Viajantes europeus dos séculos XVI e XVII como o artilheiro alemão
Hans Staden e o pastor francês Jean de Léry descreveram os
rituais antropofágicos tupinambá com grande riqueza de detalhes.
Jesuítas, como Antonio Vieira, designaram essas práticas
de "maus costumes", incluindo a poligamia, a nudez, as bebedeiras
e a vingança de sangue, que em vão tentaram combater. Apenas
quando foi decretado que índios canibais poderiam e deveriam ser
perseguidos, mortos ou escravizados, e os demais poupados, é que
a notícia dessa prática começou a diminuir: seja
porque passou a ser secreta, seja porque alguns notórios antropófagos,
como os Tupinambá habitantes de boa parte da costa brasileira,
tinham sido praticamente exterminados.
Selvagens
Michel de Montaigne publicou Ensaios em 1580. No seu interior pode-se
ler o opúsculo "Dos Canibais", em que afirma não
haver nada de bárbaro ou selvagem no que dizem desses povos. Sem
ter atravessado o Atlântico, e limitando-se a entrevistar marinheiros
e líderes tupinambá levados à França, Montaigne
criou a imagem do índio honrado e nobre que enfrenta o perigo com
coragem e encara sua própria execução como resultado
lógico e natural de sua condição de guerreiro. Quando
capturado pelos inimigos igualmente indígenas, o guerreiro era
morto e posteriormente comido por todos os membros - com exceção
de seu executor - e convidados da aldeia na qual estava aprisionado, num
ritual que seguia uma conhecida e rígida etiqueta. Antes de morrer,
ouvia o seu algoz dizer-lhe: "aqui estou eu, quero matar-te pois
tua gente também matou e comeu muitos dos meus amigos", ao
que ele respondia: "quando estiver morto, terei ainda muitos amigos
que saberão vingar-me". Cortado em pedaços e esfolado,
era assado num moquém, e todos apreciavam sua carne. A gordura
que escorria pelas ripas era recolhida pelas velhas e por elas consumida
com especial prazer. Das vísceras fazia-se um mingau para as crianças,
também apreciado pelas mulheres. O executor, entretanto, mantinha-se
afastado do banquete, porém incorporava o nome da vítima
como uma grande honra, sabendo que futuramente também seria vingado.
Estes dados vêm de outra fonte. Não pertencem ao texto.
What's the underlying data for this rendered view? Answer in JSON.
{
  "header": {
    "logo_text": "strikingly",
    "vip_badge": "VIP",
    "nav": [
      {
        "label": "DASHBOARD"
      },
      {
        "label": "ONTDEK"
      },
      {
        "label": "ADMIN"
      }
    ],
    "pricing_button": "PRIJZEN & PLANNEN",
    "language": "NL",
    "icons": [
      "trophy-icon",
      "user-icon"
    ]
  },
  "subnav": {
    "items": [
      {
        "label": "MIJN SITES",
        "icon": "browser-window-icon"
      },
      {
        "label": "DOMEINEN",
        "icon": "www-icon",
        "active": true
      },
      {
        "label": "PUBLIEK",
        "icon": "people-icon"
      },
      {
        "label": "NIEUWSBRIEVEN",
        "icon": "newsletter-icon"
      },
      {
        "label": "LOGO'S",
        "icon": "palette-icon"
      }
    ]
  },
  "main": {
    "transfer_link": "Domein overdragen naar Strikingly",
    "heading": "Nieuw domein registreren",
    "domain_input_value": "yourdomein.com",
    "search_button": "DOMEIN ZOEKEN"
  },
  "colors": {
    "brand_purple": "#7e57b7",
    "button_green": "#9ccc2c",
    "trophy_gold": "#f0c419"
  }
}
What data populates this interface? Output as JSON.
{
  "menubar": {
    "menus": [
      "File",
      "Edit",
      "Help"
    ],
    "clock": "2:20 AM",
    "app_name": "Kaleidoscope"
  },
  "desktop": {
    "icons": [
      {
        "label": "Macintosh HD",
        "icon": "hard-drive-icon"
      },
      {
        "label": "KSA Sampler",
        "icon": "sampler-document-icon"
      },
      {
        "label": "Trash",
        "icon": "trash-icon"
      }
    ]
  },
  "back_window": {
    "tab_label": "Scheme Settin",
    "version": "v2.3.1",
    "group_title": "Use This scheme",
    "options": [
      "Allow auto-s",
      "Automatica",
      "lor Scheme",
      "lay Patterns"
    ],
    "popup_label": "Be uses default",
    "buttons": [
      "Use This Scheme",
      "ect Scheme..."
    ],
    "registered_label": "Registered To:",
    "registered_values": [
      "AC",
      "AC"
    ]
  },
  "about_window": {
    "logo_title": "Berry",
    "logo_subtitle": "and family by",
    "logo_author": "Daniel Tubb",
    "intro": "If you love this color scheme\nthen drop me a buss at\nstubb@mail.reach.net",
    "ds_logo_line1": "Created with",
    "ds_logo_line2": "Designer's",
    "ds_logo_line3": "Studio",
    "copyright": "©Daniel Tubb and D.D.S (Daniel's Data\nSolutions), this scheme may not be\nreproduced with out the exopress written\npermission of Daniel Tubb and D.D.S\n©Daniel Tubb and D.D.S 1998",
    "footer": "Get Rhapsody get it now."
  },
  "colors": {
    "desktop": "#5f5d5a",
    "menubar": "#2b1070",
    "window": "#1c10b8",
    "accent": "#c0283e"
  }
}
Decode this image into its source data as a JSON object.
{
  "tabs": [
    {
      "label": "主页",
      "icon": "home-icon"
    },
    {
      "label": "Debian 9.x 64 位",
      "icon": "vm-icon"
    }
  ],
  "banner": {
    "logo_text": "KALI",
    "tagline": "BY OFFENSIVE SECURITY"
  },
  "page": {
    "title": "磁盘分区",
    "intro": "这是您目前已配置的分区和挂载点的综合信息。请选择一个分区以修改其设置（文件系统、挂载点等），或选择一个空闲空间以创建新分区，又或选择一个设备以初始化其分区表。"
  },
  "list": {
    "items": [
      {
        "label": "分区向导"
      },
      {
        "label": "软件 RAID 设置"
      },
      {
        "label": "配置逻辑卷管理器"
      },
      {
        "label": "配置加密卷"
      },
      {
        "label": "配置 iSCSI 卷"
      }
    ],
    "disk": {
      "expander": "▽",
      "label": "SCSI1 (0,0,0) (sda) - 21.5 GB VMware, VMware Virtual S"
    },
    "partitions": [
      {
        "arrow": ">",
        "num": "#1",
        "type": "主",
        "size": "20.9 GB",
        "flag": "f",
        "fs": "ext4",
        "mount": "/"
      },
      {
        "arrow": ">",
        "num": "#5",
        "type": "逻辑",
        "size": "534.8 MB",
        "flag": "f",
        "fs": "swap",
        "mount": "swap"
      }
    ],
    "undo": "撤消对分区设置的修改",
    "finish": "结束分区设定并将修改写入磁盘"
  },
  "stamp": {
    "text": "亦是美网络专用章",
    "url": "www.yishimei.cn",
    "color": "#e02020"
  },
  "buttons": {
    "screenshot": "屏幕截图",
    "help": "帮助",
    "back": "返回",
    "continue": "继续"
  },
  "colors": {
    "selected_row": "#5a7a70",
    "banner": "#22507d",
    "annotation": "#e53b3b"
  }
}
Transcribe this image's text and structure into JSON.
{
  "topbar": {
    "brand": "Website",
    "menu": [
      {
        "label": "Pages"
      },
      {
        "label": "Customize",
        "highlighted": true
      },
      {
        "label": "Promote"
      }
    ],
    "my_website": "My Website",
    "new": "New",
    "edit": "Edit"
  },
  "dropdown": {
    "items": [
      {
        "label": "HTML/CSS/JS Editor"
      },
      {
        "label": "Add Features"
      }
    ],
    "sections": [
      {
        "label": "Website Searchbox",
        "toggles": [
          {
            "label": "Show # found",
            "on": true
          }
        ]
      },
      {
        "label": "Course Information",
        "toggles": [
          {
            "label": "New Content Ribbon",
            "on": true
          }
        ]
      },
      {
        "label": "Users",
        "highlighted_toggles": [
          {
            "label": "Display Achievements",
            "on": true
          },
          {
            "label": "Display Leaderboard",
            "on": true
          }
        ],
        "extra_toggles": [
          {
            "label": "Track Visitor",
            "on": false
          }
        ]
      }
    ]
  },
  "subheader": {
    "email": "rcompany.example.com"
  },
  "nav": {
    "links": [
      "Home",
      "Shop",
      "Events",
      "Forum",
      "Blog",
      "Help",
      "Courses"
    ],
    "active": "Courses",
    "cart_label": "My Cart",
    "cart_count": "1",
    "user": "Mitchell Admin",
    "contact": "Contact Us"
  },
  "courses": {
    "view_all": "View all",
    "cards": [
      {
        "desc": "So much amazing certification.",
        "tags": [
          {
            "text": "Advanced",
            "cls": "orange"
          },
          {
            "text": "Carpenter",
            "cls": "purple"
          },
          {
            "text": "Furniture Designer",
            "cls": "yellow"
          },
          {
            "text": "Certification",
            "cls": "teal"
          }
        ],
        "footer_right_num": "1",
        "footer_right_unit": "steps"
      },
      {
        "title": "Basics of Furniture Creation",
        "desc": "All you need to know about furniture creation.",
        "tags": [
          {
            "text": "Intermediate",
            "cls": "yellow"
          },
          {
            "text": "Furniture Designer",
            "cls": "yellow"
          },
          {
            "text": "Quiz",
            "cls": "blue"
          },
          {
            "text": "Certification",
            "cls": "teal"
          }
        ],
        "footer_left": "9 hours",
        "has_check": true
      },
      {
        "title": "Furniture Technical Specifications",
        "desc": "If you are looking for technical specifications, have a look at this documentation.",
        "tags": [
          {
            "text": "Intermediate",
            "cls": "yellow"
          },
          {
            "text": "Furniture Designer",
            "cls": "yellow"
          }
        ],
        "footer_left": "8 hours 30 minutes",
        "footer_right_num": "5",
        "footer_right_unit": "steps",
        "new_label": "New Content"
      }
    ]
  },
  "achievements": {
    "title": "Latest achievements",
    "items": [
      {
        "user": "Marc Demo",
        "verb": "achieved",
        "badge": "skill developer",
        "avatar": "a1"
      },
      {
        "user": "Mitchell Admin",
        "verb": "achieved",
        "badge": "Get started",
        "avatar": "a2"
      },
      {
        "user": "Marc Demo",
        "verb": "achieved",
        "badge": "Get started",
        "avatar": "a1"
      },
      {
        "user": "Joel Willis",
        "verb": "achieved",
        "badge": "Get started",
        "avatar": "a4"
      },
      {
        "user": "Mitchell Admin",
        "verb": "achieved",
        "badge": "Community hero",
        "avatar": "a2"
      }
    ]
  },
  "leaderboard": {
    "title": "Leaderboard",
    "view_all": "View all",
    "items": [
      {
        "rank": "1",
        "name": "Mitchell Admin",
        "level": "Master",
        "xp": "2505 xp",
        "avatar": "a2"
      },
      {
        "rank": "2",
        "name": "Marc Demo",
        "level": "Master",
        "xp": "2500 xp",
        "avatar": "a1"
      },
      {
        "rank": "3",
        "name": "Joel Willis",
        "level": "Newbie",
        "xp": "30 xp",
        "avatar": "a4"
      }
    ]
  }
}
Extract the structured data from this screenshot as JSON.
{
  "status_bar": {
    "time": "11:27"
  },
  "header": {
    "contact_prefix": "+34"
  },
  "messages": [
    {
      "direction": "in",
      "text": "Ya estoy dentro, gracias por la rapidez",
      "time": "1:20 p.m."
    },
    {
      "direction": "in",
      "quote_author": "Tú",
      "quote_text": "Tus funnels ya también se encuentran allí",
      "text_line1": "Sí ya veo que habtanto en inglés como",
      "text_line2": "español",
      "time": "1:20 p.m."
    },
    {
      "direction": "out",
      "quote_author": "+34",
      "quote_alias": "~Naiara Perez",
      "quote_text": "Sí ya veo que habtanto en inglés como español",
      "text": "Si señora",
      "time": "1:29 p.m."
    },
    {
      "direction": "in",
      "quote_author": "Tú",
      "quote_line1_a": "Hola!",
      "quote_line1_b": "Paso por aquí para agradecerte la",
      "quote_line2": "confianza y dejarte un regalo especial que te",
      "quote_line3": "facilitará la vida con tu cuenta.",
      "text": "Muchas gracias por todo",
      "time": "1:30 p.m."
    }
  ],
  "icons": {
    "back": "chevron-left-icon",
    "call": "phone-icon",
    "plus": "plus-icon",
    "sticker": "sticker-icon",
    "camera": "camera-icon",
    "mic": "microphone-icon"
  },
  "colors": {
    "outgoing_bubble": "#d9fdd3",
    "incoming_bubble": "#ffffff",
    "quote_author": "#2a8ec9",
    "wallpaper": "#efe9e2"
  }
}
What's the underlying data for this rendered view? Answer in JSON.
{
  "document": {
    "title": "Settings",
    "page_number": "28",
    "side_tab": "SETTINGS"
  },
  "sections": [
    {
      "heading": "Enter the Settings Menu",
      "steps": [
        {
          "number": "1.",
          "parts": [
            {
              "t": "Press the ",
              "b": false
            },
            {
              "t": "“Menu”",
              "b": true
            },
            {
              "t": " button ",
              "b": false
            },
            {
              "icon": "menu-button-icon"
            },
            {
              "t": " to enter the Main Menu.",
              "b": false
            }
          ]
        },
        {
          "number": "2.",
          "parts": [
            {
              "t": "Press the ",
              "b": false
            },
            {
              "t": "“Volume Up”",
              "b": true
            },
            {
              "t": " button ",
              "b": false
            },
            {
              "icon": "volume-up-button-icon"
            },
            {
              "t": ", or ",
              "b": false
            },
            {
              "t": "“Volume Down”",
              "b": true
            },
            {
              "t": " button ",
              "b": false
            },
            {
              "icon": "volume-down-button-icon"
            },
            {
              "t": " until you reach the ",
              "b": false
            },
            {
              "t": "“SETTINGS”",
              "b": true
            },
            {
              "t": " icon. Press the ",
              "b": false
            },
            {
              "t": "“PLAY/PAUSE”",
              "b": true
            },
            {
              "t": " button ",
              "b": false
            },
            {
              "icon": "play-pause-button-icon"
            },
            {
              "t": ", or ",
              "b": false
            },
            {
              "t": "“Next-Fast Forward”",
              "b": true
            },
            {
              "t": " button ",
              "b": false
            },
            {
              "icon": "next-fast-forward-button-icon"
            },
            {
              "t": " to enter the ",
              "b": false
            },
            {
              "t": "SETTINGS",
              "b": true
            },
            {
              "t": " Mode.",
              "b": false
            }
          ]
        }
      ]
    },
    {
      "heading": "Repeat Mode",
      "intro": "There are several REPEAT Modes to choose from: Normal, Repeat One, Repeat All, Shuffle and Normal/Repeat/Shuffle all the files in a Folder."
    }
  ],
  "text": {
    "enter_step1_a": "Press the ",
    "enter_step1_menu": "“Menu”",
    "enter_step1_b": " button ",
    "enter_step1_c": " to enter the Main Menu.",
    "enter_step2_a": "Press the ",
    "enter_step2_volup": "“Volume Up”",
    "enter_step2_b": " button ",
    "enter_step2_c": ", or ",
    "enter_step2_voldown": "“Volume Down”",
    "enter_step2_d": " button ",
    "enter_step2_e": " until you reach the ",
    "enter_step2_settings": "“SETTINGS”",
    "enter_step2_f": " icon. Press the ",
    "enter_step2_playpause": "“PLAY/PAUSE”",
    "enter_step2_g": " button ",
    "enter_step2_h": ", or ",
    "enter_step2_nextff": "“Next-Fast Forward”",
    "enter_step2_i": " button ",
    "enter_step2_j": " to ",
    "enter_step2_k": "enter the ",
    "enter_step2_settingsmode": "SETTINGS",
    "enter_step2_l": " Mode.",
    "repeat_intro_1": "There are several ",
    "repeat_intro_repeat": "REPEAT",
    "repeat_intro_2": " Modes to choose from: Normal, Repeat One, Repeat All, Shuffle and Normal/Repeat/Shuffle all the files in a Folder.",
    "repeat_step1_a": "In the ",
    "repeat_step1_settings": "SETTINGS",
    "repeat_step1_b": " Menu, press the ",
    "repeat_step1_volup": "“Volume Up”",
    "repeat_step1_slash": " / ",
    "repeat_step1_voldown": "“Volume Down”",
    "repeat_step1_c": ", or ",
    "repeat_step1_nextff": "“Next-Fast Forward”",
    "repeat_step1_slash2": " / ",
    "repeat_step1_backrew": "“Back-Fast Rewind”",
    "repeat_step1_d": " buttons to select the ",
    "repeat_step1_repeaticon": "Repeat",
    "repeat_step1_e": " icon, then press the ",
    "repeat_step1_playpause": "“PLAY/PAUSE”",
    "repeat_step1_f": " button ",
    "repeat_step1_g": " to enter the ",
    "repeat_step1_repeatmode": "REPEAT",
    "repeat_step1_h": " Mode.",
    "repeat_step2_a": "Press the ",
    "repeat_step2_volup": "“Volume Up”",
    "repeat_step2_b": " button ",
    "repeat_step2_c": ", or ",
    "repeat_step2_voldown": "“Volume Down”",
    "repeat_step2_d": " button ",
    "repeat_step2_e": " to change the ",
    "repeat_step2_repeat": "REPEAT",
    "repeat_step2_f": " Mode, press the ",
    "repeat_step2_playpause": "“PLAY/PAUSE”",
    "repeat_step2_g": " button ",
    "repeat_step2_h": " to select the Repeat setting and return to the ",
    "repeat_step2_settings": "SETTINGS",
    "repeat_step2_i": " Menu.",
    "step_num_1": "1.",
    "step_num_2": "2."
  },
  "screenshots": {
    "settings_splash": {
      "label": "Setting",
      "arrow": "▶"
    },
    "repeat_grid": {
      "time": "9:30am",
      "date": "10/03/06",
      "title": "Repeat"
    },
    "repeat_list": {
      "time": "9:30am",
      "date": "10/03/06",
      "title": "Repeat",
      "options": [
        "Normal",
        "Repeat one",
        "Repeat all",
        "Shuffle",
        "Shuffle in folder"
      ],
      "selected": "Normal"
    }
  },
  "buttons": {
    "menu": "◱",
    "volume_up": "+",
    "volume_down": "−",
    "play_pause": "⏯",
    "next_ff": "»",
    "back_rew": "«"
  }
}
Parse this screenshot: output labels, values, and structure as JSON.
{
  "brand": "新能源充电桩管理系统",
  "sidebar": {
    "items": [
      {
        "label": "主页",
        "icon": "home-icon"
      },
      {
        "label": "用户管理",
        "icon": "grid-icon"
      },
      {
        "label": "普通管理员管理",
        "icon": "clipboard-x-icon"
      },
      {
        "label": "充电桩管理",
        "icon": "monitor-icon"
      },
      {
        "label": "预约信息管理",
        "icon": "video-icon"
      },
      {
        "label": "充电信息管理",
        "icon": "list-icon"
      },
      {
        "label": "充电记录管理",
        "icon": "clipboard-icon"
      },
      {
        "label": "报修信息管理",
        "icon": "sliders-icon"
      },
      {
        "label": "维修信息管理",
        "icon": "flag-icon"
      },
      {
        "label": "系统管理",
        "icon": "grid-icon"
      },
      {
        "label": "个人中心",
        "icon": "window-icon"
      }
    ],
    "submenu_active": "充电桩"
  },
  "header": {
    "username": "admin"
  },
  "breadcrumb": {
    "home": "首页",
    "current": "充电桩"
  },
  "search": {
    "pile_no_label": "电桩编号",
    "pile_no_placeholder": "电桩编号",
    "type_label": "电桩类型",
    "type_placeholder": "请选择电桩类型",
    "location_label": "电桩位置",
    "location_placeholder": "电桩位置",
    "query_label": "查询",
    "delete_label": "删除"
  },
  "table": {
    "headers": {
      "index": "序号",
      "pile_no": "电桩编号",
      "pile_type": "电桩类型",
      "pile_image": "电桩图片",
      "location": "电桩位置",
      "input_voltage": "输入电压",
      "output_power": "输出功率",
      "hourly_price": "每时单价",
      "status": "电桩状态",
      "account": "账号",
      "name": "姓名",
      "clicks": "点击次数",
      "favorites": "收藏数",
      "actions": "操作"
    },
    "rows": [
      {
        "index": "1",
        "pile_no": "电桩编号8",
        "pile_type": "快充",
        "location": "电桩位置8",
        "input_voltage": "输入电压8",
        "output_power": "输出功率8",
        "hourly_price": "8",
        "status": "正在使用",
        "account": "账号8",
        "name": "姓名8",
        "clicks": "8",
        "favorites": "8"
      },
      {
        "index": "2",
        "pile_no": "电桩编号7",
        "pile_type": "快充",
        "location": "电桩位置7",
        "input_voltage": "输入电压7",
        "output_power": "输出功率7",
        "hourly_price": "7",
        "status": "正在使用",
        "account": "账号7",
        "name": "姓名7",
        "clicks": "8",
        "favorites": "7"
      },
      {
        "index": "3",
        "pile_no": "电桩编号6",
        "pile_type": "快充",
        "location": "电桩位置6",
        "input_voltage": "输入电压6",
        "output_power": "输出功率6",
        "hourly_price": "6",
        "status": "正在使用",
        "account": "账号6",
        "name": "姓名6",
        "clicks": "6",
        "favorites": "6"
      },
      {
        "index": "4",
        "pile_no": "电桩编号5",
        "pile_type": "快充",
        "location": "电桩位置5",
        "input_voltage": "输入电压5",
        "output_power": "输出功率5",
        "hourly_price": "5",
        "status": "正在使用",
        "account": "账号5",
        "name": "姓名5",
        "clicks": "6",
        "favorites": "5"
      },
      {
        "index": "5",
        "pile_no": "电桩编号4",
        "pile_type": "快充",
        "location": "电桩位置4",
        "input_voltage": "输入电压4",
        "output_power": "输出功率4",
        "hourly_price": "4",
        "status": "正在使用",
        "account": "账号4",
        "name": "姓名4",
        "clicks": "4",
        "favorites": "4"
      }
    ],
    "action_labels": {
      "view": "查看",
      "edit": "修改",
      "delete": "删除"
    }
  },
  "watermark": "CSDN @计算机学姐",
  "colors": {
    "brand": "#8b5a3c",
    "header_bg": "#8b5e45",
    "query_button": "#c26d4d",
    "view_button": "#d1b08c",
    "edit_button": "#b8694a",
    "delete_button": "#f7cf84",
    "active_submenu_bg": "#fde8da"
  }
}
Dessa forma os Tupinambá ingeriam a alteridade inimiga, recriando
uma cadeia de relações que mantinha a sociedade viva.
A antropofagia tupinambá foi classificada como exocanibalismo:
come-se os outros. Contudo, há também o inverso: povos que
comem a si próprios praticando, assim, o endocanibalismo. Esse
é o caso dos Guayaki, povo caçador e nômade do Paraguai
que, na década de 1960, talvez tenha realizado seu último
banquete canibal. Eles também assavam o morto no moquém
e a carne era comida, com palmito, por todos a não ser pelos parentes
mais próximos: pai, mãe, irmãos e filhos. A gordura
também era o néctar das velhas. A cabeça era cozida
e comida pelos anciãos de ambos os sexos; o pênis era oferecido,
cozido, às mulheres grávidas, para que nascessem filhos
homens (caçadores) e o órgão sexual feminino era
enterrado. Quebravam-se os ossos, dos quais se tirava o tutano, e ao final
o crânio era triturado e queimado. Com a fumaça produzida
pelo fogo que reduzia a cinzas os restos do crânio, a alma do morto
- mero fantasma - viajaria para seu destino, o país dos mortos,
local para onde se recusaria a ir se ainda encontrasse algum vestígio
do corpo no qual poderia continuar a ficar preso aos vivos.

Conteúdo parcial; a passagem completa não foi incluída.